As a longtime Bachelorette fan, it’s hard to watch Clare Crawley’s season knowing what’s to come. It isn’t that I blame her for “blowing up The Bachelorette” (Chris Harrison’s words, not mine). However, her decision is drawing attention to something I’ve known for years but avoided out of fear that it isn’t feasible: The franchise needs to change if it wants to maintain its audience.
For years, The Bachelorette has kept our attention due to its ability to prove our dating life isn’t so bad. But times have changed. Relationships aren’t the same as they were when The Bachelor first premiered back in 2002. So, why haven’t producers updated the show’s outdated format?
It’s not that it isn’t possible, since modern dating series (like Love Is Blind and Too Hot to Handle) thrive on technology. Perhaps Bachelorette producers are so comfortable with the way things are run, they have no desire to shake things up.
If nothing changes, there’s a good chance Crawley’s situation will be the first of many seasons gone awry. (Since social media is so easily accessible, someone was bound to break the rules by contacting the lead prior to the show.)

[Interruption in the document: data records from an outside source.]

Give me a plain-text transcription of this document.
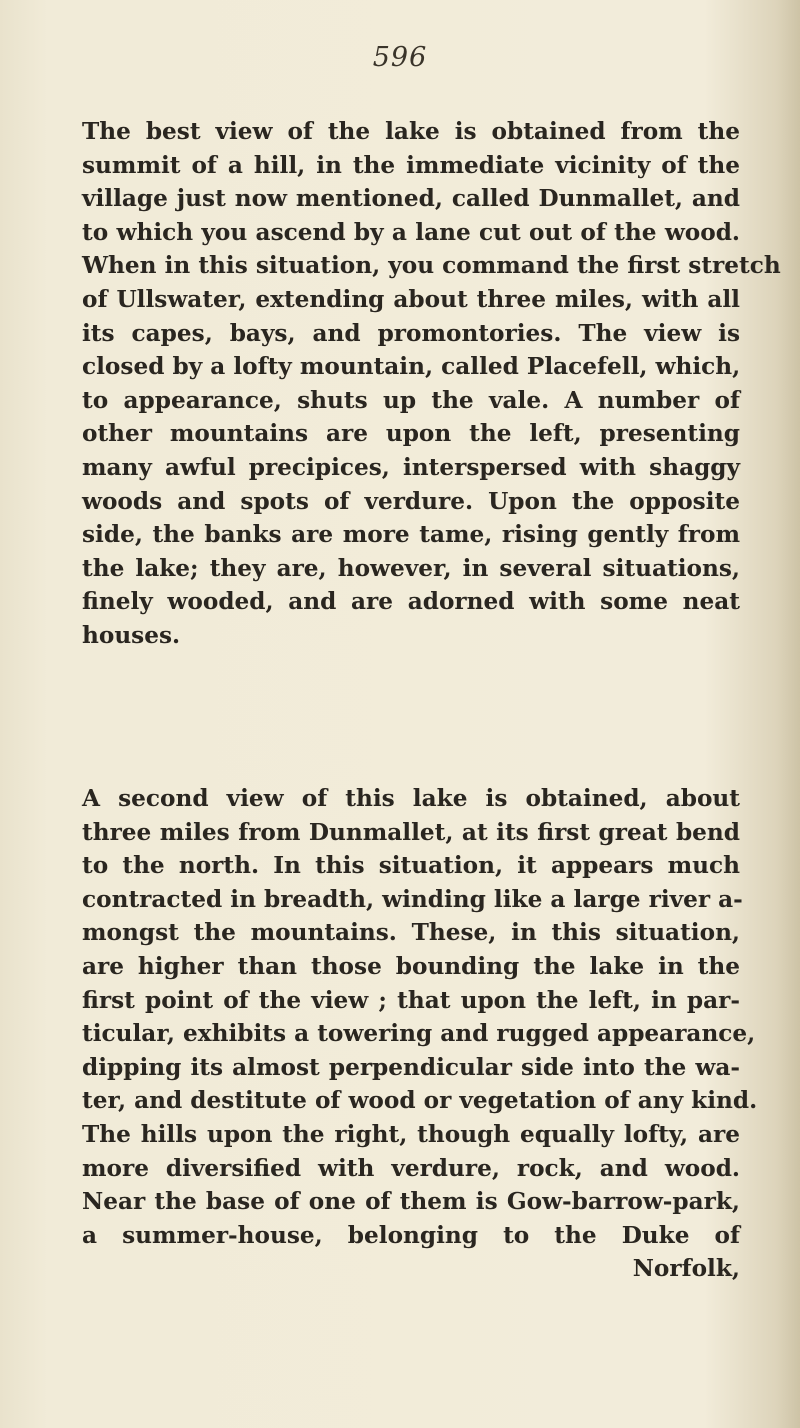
596
The best view of the lake is obtained from the
summit of a hill, in the immediate vicinity of the
village just now mentioned, called Dunmallet, and
to which you ascend by a lane cut out of the wood.
When in this situation, you command the first stretch
of Ullswater, extending about three miles, with all
its capes, bays, and promontories. The view is
closed by a lofty mountain, called Placefell, which,
to appearance, shuts up the vale. A number of
other mountains are upon the left, presenting
many awful precipices, interspersed with shaggy
woods and spots of verdure. Upon the opposite
side, the banks are more tame, rising gently from
the lake; they are, however, in several situations,
finely wooded, and are adorned with some neat
houses.
A second view of this lake is obtained, about
three miles from Dunmallet, at its first great bend
to the north. In this situation, it appears much
contracted in breadth, winding like a large river a-
mongst the mountains. These, in this situation,
are higher than those bounding the lake in the
first point of the view ; that upon the left, in par-
ticular, exhibits a towering and rugged appearance,
dipping its almost perpendicular side into the wa-
ter, and destitute of wood or vegetation of any kind.
The hills upon the right, though equally lofty, are
more diversified with verdure, rock, and wood.
Near the base of one of them is Gow-barrow-park,
a summer-house, belonging to the Duke of
Norfolk,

So, if The Bachelorette wants to continue occupying my Tuesday night for years to come, something needs to change. Here are three suggestions.
1. Modernize the format
I’m not saying producers should scrap the show all together, but we need something fresh. This can be anything—like incorporating a voting system, so the contestants can “rate” the other men ahead of each rose ceremony. Or requiring the contestants to send a “welcome” video prior to the limo arrivals, similar to what they’d post on a dating website. Anything…please.
2. Add a mystery element
One of the biggest problems with Crawley’s season is ABC released the cast list long before The Bachelorette started filming. I don’t blame her curiosity, but Crawley should have never been able to have access to their names, let alone their photos.

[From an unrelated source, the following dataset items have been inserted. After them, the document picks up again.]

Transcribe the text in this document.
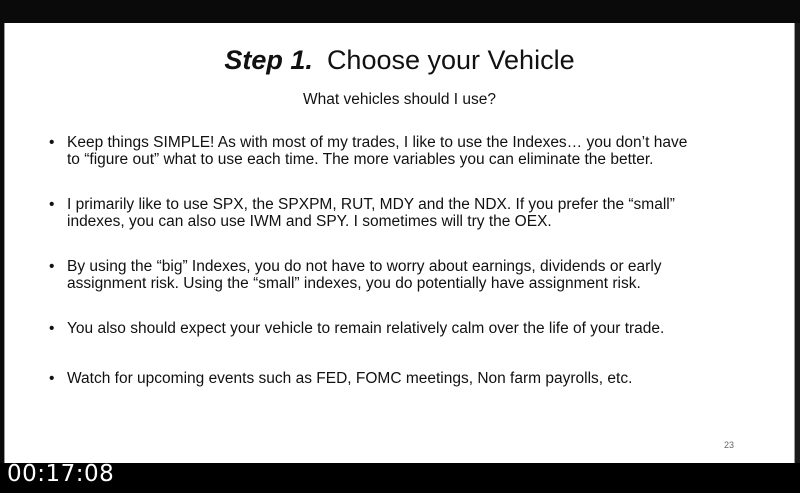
Step 1. Choose your Vehicle
What vehicles should I use?
• Keep things SIMPLE! As with most of my trades, I like to use the Indexes… you don’t have
to “figure out” what to use each time. The more variables you can eliminate the better.
• I primarily like to use SPX, the SPXPM, RUT, MDY and the NDX. If you prefer the “small”
indexes, you can also use IWM and SPY. I sometimes will try the OEX.
• By using the “big” Indexes, you do not have to worry about earnings, dividends or early
assignment risk. Using the “small” indexes, you do potentially have assignment risk.
• You also should expect your vehicle to remain relatively calm over the life of your trade.
• Watch for upcoming events such as FED, FOMC meetings, Non farm payrolls, etc.
23
00:17:08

Moving forward, I suggest the network keep the contestants a secret. Not only will it offer an additional mystery element on night one, but it will also eliminate the chances of the lead co-mingling with any of the men prior to the limo arrivals.
3. Establish rules (and punishments)
There needs to be some sort of rulebook (if there isn’t one already). For example, when are the contestants required to surrender their social media accounts? If someone wrongly contacts the lead, are they automatically disqualified from the show? Is each contestant guaranteed a given amount of time with the Bachelorette? Can Crawley use her phone during production? What are the ramifications if she disobeys?

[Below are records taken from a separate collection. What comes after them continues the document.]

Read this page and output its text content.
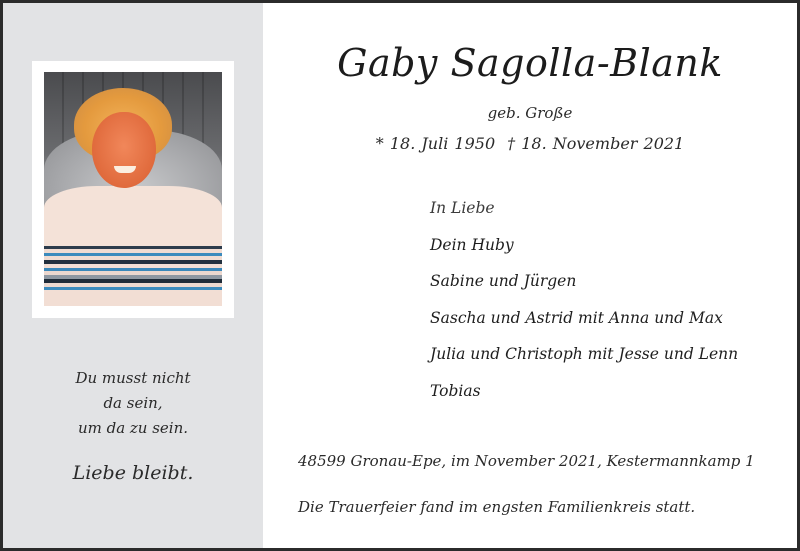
Du musst nicht
da sein,
um da zu sein.
Liebe bleibt.
Gaby Sagolla-Blank
geb. Große
* 18. Juli 1950 † 18. November 2021
In Liebe
Dein Huby
Sabine und Jürgen
Sascha und Astrid mit Anna und Max
Julia und Christoph mit Jesse und Lenn
Tobias
48599 Gronau-Epe, im November 2021, Kestermannkamp 1
Die Trauerfeier fand im engsten Familienkreis statt.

The rules need to cover modern-day elements, along with basic guidelines—like whether contestants should be allowed to visit the lead during off-hours. That way, there’s no confusion when it comes to what is (and isn’t) allowed.
These three changes might not seem like much, but they would drastically improve the show. This season’s drama could have been easily avoided, since Crawley should’ve never been able to establish a relationship with any of her suitors beforehand. If the series goes back to its roots, which valued structure and the surprise element, we might not run the risk of history repeating itself.